Melting, freezing, boiling or evaporation and condensation (the reverse of evaporation) can be described in terms of heat transfer. These processes, in which one substance changes from a solid to a liquid, liquid to gas, etc., are called phase transitions. Ice, water and water vapor are said to be different phases of water. For interactions involving phase changes, the basic description in terms of heat transfer remains the same. The NET heat exchanged is zero. An alternate way of describing the interaction is that the heat lost by one part of the system equals that gained by the other. Phase transitions complicate the situations slightly. The following experiment and exercise illustrate the transfer of thermal energy when phase transitions are involved.

Notes:  0oC ice must come from a mixture of ice and water that has come into equilibrium.  There is a pan in the back of the lab.   Room Temperature water has been exposed to the room long enough to come to equilibrium with the room.  Again, there is a pan of Room Temperature water at the back of the lab.  It is nearly impossible to obtain Room Temperature water from the faucet!

Experiment

The amount of heat required to melt one gram of ice is called the latent heat of fusion of ice. Careful measurements give 80 cal/g for the latent heat of ice. How does your result compare?

Thought Experiment

The effect of heat transfer on objects undergoing a phase transition is different from its effect on objects undergoing a temperature change. Transfer of heat is still thought of as the cause of what happens, but the effect of the heat transfer is different than usually expected. Instead of raising the temperature of the ice, the heat melts the ice without changing its temperature. There is another difference as well, In interactions with no phase change, the heat received by the cold object is evenly distributed -- shared equally among all of the grams (mass) of the cold substance. In the case of melting, all of the heat goes to just the ice that melts. No heat goes to the unmelted ice.

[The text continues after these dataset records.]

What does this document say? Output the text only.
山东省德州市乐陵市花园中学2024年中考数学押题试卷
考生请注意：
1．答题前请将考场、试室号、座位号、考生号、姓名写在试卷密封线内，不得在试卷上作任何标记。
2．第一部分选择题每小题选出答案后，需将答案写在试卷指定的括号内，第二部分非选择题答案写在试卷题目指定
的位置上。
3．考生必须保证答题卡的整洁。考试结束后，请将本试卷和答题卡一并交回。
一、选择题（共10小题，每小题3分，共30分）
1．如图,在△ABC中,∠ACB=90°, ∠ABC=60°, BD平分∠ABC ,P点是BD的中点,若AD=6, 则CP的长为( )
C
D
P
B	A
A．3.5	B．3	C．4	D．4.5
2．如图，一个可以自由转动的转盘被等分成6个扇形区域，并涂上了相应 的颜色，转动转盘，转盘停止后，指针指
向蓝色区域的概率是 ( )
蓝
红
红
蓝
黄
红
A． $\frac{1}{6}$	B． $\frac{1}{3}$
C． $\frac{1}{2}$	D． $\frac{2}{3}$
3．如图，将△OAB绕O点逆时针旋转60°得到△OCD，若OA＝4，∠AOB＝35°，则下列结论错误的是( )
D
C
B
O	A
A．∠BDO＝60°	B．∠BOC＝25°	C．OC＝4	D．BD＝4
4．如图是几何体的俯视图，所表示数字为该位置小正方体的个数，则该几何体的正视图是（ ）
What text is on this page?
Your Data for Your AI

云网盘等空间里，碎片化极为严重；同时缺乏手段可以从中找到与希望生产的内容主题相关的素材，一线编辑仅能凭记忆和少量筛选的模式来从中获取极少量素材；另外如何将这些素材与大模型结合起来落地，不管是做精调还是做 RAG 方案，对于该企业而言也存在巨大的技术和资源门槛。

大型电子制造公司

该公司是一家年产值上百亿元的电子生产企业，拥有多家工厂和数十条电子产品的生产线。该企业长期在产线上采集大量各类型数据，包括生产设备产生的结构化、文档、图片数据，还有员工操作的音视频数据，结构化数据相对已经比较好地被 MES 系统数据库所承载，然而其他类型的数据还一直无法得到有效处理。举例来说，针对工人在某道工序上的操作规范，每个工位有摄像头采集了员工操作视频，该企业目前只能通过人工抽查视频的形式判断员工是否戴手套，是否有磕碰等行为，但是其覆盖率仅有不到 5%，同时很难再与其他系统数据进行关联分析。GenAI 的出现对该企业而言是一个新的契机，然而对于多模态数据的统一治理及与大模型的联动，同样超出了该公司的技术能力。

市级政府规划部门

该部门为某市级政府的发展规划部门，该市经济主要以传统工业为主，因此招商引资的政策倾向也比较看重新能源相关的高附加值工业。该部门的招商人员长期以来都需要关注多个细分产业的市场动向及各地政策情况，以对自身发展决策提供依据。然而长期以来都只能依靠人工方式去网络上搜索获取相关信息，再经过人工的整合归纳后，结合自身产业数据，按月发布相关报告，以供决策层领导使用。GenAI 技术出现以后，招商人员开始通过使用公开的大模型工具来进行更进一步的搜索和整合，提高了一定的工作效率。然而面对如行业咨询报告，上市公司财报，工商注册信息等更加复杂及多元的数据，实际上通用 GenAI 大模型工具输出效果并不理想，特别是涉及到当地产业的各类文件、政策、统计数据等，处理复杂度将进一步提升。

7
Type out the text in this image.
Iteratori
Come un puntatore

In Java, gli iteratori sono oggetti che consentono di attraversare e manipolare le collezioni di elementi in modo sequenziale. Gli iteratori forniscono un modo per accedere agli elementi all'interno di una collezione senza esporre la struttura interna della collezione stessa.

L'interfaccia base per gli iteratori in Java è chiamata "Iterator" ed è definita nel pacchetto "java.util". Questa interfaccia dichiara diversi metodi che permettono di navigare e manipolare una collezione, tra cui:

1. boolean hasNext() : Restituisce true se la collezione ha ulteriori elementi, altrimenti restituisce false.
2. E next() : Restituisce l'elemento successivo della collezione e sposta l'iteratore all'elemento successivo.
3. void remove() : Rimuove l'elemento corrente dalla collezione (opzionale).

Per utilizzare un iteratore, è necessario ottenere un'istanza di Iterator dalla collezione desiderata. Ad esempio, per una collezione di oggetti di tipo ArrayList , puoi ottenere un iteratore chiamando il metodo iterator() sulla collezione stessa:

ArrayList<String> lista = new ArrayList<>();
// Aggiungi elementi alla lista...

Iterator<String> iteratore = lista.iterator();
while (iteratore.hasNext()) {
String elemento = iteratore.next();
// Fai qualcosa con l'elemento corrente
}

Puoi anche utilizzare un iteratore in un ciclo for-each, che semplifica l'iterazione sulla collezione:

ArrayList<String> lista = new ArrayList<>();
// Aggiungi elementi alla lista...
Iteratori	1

The following exercise is a "thought experiment" that has you track how ice is melted by following quanta of heat. It might help to think of the ice in a plastic bag to keep it separate from the water in the container.  Equilibrium occurs when the temperatrue of the bag's contents matches the temperature of the surrounding water.

Exercise: A 25 g ice cube is put in 200 g of water at 20oC . What will be the final temperature? Reason out the solution instead of calculating it directly!

To do this, imagine sending heat from the hot material to the cold material in small amounts until equilibrium is reached. Since ice and water can only coexist in equilibrium at 0oC , all of the ice must be melted before the temperature of the cold material can be raised above 0oC. At the outset, it is not obvious whether all of the ice will melt. If re remove 80 cal of heat from water, the temperater of water will decrease according to Q=mcDT.  This amounts to a drop of 0.4 Co if the mass of the water is 200 grams.  Adding 80 cal of heat to ice at 0oC will melt one gram, leaving 24 grams remaining.   Continue until all of the ice has melted or the water has a temperature of zero Celsius.  If all of the ice melts and  the if the water temperature is not 0oC, keep transferring heat (possiblly smaller amounts) until the water from the melted ice has the same temperature as the originally 20oC water.

Keep track of your calculations by making a table like the following.

Heat Transferred Temp of added water Mass of unmelted ice Mass of melted ice Temperature of melted water
0 cal 20oC 25 g 0 g 0oC
80 cal 19.60oC 24 g 1 g etc.

Continue the process until you reach equilibrium. What is the final temperature? If it is 0oC, how much ice remains?